The personal affairs committee of the Social Democrats’ youth party, DSU, is opening a sexual harassment case against the former employee of the Social Democrats, DSU’s chairman Frederik Vad Nielsen told Politiken.

Danish Men in Black anti-lockdown protestor escapes “double punishment” 

A 20-year-old man has been sentenced to one year in prison by the Copenhagen City Court for throwing four flares at the police during a demonstration held by the anti-lockdown group Men In Black. 

Although the crime took place at Denmark’s most violent anti-lockdown protest on January 9, the court decided not to impose double punishment under section 81 d of the Criminal Code, which applies if “the offence has a background in or connection with the covid-19 epidemic in Denmark”.

The double-punishment clause was used in a case of a 31-year-old woman who was convicted of inciting violence at the same demonstration in Copenhagen, with her one-year prison sentence doubled to two.

The high court is expected to make a judgement in the case of the woman on Wednesday.

30-year-old man stabbed in the back in Copenhagen 

A 25-year-old man has been charged with aggravated violence after he stabbed a 30-year-old man several times in the back at Amager Strandpark on Tuesday night, police said on Wednesday morning. 
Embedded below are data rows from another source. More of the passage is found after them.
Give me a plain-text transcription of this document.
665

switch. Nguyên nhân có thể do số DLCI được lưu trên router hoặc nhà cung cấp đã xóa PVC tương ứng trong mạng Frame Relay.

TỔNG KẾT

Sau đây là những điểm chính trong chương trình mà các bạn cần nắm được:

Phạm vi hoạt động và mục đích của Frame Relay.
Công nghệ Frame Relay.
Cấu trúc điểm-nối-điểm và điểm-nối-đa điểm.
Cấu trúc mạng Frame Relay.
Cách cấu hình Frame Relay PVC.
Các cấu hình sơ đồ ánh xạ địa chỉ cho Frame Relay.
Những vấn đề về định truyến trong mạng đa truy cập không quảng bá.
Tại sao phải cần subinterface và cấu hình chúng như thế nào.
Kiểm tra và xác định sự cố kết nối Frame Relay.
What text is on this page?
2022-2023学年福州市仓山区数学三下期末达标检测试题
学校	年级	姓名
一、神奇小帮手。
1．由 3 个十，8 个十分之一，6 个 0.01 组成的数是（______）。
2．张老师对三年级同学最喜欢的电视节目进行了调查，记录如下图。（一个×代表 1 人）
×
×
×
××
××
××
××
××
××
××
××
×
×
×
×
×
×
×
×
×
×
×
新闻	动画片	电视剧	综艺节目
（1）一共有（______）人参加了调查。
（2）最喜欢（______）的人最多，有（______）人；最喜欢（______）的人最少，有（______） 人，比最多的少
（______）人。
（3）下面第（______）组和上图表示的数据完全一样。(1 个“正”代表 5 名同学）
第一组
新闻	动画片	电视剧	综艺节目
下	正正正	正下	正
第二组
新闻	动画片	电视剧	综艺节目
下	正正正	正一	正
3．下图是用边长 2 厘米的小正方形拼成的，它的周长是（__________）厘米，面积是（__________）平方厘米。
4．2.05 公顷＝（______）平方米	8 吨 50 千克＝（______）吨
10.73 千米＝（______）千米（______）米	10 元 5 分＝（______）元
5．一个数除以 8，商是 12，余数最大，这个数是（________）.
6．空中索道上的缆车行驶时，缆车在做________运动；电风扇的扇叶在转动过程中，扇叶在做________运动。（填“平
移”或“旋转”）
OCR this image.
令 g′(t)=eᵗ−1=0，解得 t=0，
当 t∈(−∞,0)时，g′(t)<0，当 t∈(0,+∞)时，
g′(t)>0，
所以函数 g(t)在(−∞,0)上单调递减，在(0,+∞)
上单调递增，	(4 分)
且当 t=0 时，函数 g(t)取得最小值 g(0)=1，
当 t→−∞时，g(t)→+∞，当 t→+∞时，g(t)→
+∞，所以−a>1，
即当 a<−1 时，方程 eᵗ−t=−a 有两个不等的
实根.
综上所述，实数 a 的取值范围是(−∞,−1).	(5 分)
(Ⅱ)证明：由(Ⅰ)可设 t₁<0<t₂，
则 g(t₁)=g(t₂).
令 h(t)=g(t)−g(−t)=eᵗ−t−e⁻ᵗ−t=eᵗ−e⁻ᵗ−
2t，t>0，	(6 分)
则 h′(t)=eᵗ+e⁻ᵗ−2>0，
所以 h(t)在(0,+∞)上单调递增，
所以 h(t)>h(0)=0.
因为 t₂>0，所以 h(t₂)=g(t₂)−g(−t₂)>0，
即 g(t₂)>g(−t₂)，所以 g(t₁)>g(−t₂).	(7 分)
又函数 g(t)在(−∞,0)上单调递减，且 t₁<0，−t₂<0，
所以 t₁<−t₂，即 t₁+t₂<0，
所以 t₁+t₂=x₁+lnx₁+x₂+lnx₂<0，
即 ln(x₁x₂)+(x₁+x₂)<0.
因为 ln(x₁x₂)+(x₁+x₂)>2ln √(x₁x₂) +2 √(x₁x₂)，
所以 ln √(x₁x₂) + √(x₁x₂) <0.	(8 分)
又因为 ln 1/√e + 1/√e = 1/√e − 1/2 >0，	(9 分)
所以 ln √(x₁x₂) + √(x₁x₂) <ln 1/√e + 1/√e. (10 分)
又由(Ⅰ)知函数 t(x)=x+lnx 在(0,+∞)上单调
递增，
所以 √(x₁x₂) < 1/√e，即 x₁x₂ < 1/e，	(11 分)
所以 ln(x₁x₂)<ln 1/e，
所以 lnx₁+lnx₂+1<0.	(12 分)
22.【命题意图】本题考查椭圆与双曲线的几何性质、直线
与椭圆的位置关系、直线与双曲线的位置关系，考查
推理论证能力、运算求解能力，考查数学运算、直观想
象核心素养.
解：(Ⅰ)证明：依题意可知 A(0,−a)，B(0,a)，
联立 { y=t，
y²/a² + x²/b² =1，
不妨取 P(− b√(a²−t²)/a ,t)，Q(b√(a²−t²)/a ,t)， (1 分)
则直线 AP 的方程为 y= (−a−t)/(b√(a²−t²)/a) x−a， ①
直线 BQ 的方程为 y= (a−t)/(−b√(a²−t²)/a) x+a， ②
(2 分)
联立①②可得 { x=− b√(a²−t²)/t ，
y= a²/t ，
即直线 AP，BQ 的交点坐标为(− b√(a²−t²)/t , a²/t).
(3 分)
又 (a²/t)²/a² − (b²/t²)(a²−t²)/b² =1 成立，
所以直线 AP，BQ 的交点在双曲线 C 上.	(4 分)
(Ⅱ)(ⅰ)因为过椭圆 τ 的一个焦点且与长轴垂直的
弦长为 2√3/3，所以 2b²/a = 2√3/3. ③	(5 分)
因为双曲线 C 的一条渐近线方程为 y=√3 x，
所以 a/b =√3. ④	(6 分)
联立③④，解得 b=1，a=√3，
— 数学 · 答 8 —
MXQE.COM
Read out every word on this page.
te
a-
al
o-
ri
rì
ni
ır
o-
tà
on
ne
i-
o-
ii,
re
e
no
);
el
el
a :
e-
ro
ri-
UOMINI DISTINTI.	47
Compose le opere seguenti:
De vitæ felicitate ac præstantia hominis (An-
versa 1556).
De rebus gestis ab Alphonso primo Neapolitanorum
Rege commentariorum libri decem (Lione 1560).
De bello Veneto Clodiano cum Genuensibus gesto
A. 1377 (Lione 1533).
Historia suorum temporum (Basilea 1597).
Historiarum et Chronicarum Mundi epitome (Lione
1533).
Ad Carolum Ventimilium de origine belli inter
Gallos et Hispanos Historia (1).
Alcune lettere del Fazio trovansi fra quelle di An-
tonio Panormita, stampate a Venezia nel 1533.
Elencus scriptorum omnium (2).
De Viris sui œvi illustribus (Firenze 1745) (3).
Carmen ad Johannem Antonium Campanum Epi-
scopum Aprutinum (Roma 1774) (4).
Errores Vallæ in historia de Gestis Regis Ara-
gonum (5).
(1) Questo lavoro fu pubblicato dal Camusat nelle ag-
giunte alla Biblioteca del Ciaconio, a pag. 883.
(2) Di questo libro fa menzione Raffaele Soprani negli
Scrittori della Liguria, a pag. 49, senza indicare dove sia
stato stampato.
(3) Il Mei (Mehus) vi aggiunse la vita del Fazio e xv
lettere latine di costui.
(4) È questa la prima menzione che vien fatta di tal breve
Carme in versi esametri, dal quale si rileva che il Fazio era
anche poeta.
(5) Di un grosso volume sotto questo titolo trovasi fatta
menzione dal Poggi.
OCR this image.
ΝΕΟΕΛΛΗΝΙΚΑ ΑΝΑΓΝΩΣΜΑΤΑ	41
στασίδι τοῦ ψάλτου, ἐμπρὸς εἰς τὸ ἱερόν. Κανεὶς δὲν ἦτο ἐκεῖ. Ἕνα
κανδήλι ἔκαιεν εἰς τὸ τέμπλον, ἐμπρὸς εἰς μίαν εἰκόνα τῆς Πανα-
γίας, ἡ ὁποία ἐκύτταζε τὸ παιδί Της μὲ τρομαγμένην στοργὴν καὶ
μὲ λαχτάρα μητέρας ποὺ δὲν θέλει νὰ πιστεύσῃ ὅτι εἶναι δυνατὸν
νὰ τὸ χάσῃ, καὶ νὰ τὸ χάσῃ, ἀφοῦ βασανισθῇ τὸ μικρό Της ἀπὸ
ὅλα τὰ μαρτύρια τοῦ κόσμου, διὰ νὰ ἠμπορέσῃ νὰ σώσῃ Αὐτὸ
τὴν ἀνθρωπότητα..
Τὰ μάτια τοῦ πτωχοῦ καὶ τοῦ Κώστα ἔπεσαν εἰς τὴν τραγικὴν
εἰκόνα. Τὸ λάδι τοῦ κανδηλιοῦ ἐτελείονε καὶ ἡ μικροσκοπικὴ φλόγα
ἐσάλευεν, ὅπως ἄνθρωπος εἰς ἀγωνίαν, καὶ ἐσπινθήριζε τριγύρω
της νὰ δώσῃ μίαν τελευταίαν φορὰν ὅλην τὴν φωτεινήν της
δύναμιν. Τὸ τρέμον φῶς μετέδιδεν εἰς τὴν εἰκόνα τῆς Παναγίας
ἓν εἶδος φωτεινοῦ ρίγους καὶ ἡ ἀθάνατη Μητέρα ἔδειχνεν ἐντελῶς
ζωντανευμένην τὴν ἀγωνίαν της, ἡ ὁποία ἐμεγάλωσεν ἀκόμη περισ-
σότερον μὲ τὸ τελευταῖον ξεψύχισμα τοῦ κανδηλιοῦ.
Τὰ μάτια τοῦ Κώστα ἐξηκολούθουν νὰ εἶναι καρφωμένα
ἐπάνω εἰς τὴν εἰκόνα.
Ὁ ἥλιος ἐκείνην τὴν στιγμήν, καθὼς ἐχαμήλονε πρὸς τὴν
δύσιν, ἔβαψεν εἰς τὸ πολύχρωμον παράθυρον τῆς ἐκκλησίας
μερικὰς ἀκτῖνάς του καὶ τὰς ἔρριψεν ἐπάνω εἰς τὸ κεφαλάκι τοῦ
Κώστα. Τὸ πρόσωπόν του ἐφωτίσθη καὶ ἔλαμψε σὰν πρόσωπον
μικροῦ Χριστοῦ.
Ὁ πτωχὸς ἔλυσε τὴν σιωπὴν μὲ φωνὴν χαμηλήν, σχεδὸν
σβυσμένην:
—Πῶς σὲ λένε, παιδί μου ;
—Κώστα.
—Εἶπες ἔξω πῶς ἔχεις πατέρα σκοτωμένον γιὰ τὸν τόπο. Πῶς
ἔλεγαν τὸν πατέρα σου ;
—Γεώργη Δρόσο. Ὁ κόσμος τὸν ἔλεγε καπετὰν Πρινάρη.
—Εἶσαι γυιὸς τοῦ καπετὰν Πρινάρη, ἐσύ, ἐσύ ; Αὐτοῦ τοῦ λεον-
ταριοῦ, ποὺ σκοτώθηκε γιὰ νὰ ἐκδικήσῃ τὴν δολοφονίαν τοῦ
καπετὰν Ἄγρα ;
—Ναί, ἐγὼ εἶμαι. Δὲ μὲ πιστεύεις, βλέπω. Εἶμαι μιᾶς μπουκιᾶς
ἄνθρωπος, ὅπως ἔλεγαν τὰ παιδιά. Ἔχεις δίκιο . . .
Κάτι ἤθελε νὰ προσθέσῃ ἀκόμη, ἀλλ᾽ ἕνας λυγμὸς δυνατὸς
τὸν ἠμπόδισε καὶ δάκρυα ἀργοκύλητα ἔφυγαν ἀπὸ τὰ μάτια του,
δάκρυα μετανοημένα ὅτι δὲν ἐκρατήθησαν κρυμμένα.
“We have questioned the victim. He has been treated but has not been discharged from the hospital yet,” said Baris Tuncer, the a police officer working on the case.  “We still do not quite know what preceded the stabbing, but we know that there were several people gathered outside at Amager Strandpark.

Tuncer called for any witnesses, who had seen, for instance, cars driving to or from the scene before or after the stabbing.